Allison Cotterill with Dignity Health said certainly for them when it comes to nursing, they are actively hiring.
“We’re definitely recruiting for all different nursing specialties,” said Cotterill, chief nurse executive at Dignity Health Mercy General Hospital. As many people know, we’re experiencing nursing shortages across the entire nation.

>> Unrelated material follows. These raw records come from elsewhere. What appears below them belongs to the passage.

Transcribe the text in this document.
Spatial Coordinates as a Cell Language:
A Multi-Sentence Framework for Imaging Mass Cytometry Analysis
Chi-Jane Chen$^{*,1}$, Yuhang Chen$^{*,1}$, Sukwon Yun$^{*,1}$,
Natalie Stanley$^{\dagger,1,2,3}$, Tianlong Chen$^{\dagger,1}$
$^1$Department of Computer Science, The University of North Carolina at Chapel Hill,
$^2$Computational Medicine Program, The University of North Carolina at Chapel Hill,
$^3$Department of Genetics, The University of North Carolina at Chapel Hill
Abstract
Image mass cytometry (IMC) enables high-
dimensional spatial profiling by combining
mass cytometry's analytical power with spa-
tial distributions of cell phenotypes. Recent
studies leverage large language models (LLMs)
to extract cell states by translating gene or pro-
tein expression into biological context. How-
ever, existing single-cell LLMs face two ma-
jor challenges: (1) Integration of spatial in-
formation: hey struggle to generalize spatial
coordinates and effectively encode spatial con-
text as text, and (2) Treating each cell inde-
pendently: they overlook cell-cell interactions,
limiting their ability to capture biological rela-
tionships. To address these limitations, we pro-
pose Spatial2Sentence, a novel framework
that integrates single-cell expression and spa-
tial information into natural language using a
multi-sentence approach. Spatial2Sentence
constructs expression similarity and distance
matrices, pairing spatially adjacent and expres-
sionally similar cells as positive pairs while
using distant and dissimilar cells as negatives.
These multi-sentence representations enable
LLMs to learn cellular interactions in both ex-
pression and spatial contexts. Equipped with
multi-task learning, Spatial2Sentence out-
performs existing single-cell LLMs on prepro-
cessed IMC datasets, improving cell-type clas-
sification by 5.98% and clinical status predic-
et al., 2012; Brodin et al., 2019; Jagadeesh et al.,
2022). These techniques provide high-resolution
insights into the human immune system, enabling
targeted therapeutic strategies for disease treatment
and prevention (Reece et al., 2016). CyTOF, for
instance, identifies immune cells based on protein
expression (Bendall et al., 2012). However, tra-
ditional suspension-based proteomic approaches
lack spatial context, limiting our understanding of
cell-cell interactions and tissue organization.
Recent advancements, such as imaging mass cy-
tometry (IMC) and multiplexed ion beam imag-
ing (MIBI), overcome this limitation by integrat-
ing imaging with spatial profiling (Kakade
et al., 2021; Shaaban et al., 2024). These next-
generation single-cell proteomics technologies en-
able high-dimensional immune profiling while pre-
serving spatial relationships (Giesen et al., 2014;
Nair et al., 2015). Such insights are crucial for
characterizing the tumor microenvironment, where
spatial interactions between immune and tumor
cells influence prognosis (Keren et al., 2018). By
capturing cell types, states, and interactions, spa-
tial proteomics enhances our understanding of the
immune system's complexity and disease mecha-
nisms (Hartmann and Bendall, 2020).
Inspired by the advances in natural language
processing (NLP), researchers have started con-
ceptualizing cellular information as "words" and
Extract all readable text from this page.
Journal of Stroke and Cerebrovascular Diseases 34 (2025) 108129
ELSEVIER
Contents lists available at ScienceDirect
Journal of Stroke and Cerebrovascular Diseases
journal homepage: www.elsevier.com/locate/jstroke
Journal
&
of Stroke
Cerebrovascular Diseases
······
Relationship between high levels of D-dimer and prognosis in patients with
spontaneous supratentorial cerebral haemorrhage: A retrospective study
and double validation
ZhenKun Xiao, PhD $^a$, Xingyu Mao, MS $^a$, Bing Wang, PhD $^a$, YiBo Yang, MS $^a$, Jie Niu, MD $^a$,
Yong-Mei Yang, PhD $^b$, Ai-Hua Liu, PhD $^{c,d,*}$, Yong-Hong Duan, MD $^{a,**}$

But what we’re actively doing here at our facility is really growing nurses internally.”
As far as the tech industry, there has been a significant slowdown in layoffs and Garcia said some ex-colleagues of his who were let go are in a better position now.
“Most of these folks who have left, my previous employer, they found good jobs elsewhere, and some of them found much better jobs elsewhere,” he said.
In his old industry, Garcia said as far as employment goes, if you have a good skill set, you’ll always strike the right chord with employers.